No intuito de operacionalizar o termo prática parental, apresenta-se abaixo a definição de Gomide (2006):

As chamadas práticas educativas positivas são a monitoria positiva, que envolve o uso adequado da atenção e a distribuição de privilégios, o adequado estabelecimento de regras, a distribuição contínua e segura do afeto, o acompanhamento e a supervisão das atividades escolares e de lazer; e o comportamento moral, que implica em promover condições favoráveis ao desenvolvimento das virtudes, tais como, empatia, senso de justiça, responsabilidade, trabalho, generosidade e do conhecimento do certo e do errado quanto ao uso de drogas e álcool e sexo seguro sempre seguido de exemplos dos pais. As práticas educativas negativas envolvem negligência, ausência de atenção e de afeto; o abuso físico e psicológico, caracterizado pela disciplina através de práticas corporais negativas, ameaça e chantagem de abandono e de humilhação do filho; a disciplina relaxada, que compreende o relaxamento das regras estabelecidas; a punição inconsistente, em que os pais se orientam por seu humor na hora de punir ou relaxar e não pelo ato praticado; e a monitoria negativa, caracterizada pelo excesso de instruções independente de seu cumprimento e, consequentemente, pela geração de um ambiente de convivência hostil. (p.8)
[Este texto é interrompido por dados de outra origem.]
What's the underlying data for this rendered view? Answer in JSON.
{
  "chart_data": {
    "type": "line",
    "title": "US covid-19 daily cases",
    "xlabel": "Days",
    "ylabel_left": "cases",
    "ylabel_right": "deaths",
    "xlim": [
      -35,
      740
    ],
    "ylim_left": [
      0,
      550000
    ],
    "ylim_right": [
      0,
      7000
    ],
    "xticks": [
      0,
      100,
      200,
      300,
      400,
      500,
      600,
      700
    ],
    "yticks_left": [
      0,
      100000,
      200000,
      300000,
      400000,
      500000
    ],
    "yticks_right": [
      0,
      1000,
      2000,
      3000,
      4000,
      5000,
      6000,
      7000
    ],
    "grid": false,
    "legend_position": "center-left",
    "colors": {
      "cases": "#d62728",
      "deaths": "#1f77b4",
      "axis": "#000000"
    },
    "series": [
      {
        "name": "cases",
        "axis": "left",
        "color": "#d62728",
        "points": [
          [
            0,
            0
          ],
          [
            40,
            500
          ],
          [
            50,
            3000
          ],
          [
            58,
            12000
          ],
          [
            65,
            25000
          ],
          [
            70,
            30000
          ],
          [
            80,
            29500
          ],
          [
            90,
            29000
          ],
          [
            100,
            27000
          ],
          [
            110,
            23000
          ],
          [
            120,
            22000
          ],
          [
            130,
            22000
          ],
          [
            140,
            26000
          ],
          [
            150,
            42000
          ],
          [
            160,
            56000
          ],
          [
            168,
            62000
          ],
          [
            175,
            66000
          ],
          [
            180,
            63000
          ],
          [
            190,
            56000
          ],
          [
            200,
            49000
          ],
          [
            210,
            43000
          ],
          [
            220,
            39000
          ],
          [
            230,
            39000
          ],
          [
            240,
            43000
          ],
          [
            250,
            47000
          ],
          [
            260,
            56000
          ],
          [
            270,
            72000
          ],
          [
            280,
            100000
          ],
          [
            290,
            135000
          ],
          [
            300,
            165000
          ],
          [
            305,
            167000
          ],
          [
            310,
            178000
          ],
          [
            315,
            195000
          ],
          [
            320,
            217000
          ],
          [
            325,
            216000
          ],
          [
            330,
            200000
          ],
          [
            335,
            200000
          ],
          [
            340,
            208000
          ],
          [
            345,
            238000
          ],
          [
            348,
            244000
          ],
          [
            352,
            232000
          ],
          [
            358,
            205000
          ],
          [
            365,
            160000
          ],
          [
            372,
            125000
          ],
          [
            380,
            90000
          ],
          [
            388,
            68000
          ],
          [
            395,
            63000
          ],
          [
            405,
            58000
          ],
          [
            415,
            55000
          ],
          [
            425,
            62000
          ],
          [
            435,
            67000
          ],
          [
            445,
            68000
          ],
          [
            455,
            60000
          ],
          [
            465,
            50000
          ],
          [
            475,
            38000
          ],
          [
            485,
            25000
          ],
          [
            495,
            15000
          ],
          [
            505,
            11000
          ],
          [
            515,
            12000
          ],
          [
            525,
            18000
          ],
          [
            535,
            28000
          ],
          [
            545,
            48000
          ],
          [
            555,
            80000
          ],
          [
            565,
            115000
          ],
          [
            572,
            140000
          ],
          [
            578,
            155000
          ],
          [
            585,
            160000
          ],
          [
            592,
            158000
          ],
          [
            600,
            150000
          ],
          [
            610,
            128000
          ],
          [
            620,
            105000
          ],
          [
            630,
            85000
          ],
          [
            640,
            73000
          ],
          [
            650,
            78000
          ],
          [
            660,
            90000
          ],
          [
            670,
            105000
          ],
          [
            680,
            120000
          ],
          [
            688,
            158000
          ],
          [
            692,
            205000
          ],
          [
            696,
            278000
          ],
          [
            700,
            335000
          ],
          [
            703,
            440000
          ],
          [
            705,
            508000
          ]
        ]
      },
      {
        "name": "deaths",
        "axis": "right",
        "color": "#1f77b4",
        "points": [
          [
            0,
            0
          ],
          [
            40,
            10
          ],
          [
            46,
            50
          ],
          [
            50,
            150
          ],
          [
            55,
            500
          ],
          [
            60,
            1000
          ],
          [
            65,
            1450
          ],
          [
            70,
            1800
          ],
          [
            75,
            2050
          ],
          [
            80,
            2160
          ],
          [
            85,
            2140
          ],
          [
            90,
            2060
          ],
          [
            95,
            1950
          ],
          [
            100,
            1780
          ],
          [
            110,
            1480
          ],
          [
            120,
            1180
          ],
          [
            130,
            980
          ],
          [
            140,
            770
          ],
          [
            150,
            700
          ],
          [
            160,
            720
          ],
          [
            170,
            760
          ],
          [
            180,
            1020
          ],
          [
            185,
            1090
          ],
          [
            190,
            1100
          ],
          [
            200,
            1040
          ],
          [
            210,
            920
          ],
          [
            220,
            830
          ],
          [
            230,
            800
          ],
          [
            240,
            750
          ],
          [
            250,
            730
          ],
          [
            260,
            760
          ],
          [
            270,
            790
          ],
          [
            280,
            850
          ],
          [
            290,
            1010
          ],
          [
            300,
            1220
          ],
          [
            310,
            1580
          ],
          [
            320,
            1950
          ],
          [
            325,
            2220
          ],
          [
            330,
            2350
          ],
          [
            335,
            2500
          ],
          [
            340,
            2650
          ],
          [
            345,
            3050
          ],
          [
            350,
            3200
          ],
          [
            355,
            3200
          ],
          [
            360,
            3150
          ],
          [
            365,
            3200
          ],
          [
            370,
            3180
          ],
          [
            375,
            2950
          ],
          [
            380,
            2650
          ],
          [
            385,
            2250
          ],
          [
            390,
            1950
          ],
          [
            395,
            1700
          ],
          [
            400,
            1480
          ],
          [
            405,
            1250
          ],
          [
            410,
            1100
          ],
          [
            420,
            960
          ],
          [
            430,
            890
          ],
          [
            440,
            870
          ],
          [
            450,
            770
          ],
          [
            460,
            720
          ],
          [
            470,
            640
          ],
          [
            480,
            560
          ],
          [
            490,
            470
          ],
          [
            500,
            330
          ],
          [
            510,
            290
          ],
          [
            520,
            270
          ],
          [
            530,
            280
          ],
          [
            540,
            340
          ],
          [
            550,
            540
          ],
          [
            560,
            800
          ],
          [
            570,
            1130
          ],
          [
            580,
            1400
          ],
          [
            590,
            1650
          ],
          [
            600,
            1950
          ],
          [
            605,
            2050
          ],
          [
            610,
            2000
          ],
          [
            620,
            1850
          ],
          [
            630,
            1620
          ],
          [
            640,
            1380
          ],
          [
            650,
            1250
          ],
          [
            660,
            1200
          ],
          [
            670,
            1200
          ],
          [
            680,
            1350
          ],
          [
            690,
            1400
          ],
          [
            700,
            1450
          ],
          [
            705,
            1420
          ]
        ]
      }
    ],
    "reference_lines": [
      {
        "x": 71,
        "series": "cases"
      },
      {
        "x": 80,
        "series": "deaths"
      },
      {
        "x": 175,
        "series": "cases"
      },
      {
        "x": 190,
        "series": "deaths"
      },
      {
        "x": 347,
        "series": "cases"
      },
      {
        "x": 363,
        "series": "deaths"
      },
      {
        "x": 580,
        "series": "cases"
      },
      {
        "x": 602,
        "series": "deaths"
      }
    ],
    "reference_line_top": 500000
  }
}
Avaliar os comportamentos dos pais contingentes aos dos filhos e vice-versa é importante porque garante uma avaliação também funcional dos repertórios comportamentais. De acordo com Bolsoni-Silva e Del Prette (2003), por não haver consenso quanto à denominação e classificação de problemas de comportamentos, assume-se uma definição que é por um lado topográfica e por outro funcional. A topografia de respostas é dada por Achenbach e Edelbrock (1979) que classificam os comportamentos em externalizantes (bater, roubar), internalizantes (ficar deprimido, isolar-se) e outros problemas (complicações somáticas, problemas sociais). E quanto a entender tais comportamentos funcionalmente acredita-se que as crianças emitam tais comportamentos porque não conseguem obter reforçadores positivos (por exemplo, atenção) ou negativos (por exemplo, resolver problemas) com repertório apropriado (Goldiamond, 1974/2002). Os comportamentos problemas podem obstar o acesso da criança a novas contingências de reforçamento, que por sua vez facilitariam a aquisição de repertórios relevantes de aprendizagem (Rosales-Ruiz & Baer, 1997), mantendo, então, o padrão inapropriado.

A orientação de pais possibilita equipá-los com habilidades necessárias para lidar com as dificuldades da criança (Rosa, Garcia, Domingos & Silvares, 2001), entretanto, a literatura documenta altas taxas de evasão e a dificuldade de concluir os atendimentos com essa população (Corning & Malofeeva, 2004; Wierzbicki & Pekarik, 1993). Corning e Malofeeva (2004) e Wierzbicki e Pekarik (1993) encontraram igualmente que cerca de 30% a 60% de todos os clientes abandonaram prematuramente a terapia. Na opinião desses autores o abandono prematuro é problemático por diferentes razões: tratamentos comprovadamente efetivos não beneficiam aqueles que abandonam prematuramente, o tempo dos profissionais de saúde é desperdiçado, o abandono prematuro pode desmoralizar os terapeutas e todos os financiamentos com terapia são reduzidos. Dessa forma, descrever comportamentos de pais e de filhos, que sejam preditivos de permanência e de abandono, torna-se útil para o clínico e/ou educador programar estratégias de adesão ao tratamento.

No que se refere às variáveis preditivas de abandono, a literatura aponta para características sociais da população, condições em que vivem, padrões comportamentais e aspectos relacionados ao atendimento oferecido. As características sociais e condições de vida podem ser operacionalizadas como: (a) variáveis do indivíduo, tais como etnia, idade e sexo (Snell-Johns, Mendez & Bradley, 2004); (b) nível socioeconômico (Kazdin & Mazurick, 1994; Scheel, Hanson & Razzhavaikina, 2004; Wierzbicki & Pekarik, 1993) e outras características relacionadas como o cuidado com a criança no horário do atendimento, custo com transporte e pouco acesso ao telefone (Scheel, Hanson & Razzhavaikina, 2004); (c) famílias monoparentais (Kazdin & Mazurick, 1994).

Benetti e Cunha (2008) apontam a partir de revisão de literatura, algumas características que complementam e/ou reiteram as variáveis já mencionadas: (a) aspectos sociodemográficos: clientes jovens, solteiros, com nível socioeconômico e educacional baixo e o local distante do atendimento; (b) características pessoais e clínicas: isolamento social, agressividade, traços psicopáticos e baixa motivação; (c) aspectos do tratamento: falta de informação ao cliente, a não obtenção dos resultados esperados, baixa aliança terapêutica; portanto são aspectos da interação terapeuta-cliente; (d) institucional: terapeutas em formação em clínicas-escolas, tempo de espera para receber o tratamento, experiência do terapeuta, número de sessões, troca de terapeutas.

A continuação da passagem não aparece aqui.